I analyzed my teams emails

here's what I learned

Right now I’m leading the SDR org at Degreed - a $100M learning tech company. Our prospects are Learning and Development Leaders, these folks typically have traditional HR or Training backgrounds and are not so receptive to risky or edgier types of outreach.

They respond to simple, casual, clear emails. No cleverness needed.

The proof is below. I analyzed my teams active emails and sequences over the last several months and here’s what I learned:

1️⃣ Personalization in email is overrated.

If you told me two years ago I'd be typing that out I wouldn't believe you. That's because simple personalization worked a few years ago.

Things like plugging {first name} merge fields into subject lines or mentioning surface level details from a prospects Linkedin profile.

Those tactics had their moment and that moment has passed. Unless you take the time to get extremely personal and clever, the time investment in crafting personalized emails often isn't worth it. These emails typically don't have an outsized performance against emails with a simple, relevant message.

Which leads me to my next point.

2️⃣ Relevance takes the cake 🍰

Your messaging needs to consider the current state of buyer mentality.Execs are under a ton of pressure.

They don't care to read through a witty email, all they have mental space for is saving money and solving real business issues.

Your emails should make it clear that you:

  • truly understand their problem/goal

  • be as obvious as you can about this-your company is actively solving this for their peers/competitors

  • social proof-your solution drives dollars-based impact — more social proof with $ and %.

Nail the relevance piece and you don't need personalization.

3️⃣ Make your emails casual.
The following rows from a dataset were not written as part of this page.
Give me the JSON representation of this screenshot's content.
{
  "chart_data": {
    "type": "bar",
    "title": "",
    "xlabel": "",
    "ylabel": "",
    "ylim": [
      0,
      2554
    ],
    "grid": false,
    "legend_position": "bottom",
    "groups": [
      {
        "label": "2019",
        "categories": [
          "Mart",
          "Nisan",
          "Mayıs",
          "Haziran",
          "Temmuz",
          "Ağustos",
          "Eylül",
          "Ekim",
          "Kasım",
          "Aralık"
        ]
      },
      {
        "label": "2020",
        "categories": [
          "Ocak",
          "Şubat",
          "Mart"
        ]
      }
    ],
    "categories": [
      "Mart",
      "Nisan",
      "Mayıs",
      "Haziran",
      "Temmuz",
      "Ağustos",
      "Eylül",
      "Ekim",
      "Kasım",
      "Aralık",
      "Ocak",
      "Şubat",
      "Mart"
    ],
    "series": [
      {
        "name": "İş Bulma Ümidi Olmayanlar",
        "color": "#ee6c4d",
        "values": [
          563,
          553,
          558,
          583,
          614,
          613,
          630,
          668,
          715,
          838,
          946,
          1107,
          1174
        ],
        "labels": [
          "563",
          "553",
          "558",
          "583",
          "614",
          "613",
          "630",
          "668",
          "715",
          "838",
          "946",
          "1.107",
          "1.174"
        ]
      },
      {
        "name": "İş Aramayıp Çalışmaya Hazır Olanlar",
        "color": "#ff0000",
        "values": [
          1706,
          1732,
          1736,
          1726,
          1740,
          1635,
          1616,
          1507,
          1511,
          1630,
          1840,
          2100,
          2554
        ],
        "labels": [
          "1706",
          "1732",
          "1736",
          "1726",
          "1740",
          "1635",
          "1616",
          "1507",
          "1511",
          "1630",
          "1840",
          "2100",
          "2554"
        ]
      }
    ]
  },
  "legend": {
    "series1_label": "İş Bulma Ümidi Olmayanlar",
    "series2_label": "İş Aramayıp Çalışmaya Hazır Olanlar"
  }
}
Then make them more casual.

B2B buyers are showing consumer-like purchasing behaviors and expect their buying experience to be similar to buying a consumer product.

They're officially worn out on sales speak. Your emails don't need to be super buttoned up.
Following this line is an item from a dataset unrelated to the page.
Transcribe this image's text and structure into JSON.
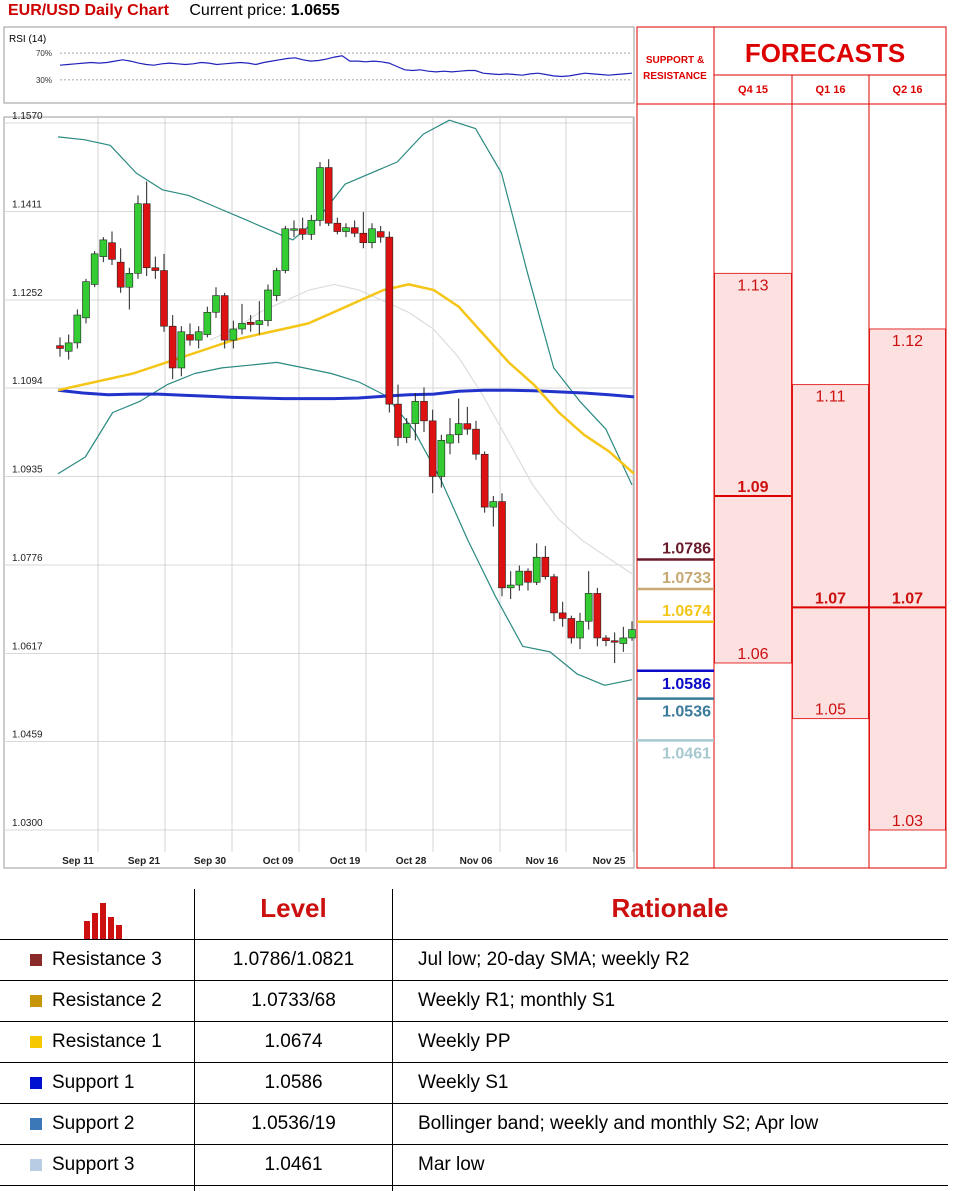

Tip: pretend your writing an email to your best friend. Add in some necessary punctuation and remove any unruly nicknames you've given your friend over the years.

Hit send.

💡 Bonus: most email gurus will tell you to remove filler words because that feels like the right thing to say, but filler words work in email because they make the message feel more conversational. Words like really, super, very, etc.

Type the way you talk. Give it a shot.

What doesn't work is filler phrases like "just touching base" or “circling back on this”

4️⃣ Simple nudge emails get replies.

This pains me to my core because there's no real "work" being done here.But they do work. Adding a 'reply' email to your sequence with a simple "putting this at the top of your inbox - is this a priority for you?" message continues to show strong open and reply rates.

5️⃣ lowercase subject lines work.

There are four ways to capitalize:

  • Title Case

  • Sentence case

  • ALL UPPERCASE

  • all lowercase

Which do you think is used most in subject lines?

  • 60% of the time it's sentence-case

  • 34% of the time it's title-case

  • 6% of the time is all-lowercase

What are you trying to do in someone's inbox?

Stand out.

How do you do that?

Do stuff that nobody else is doing.

Right now, that's lowercase subject lines.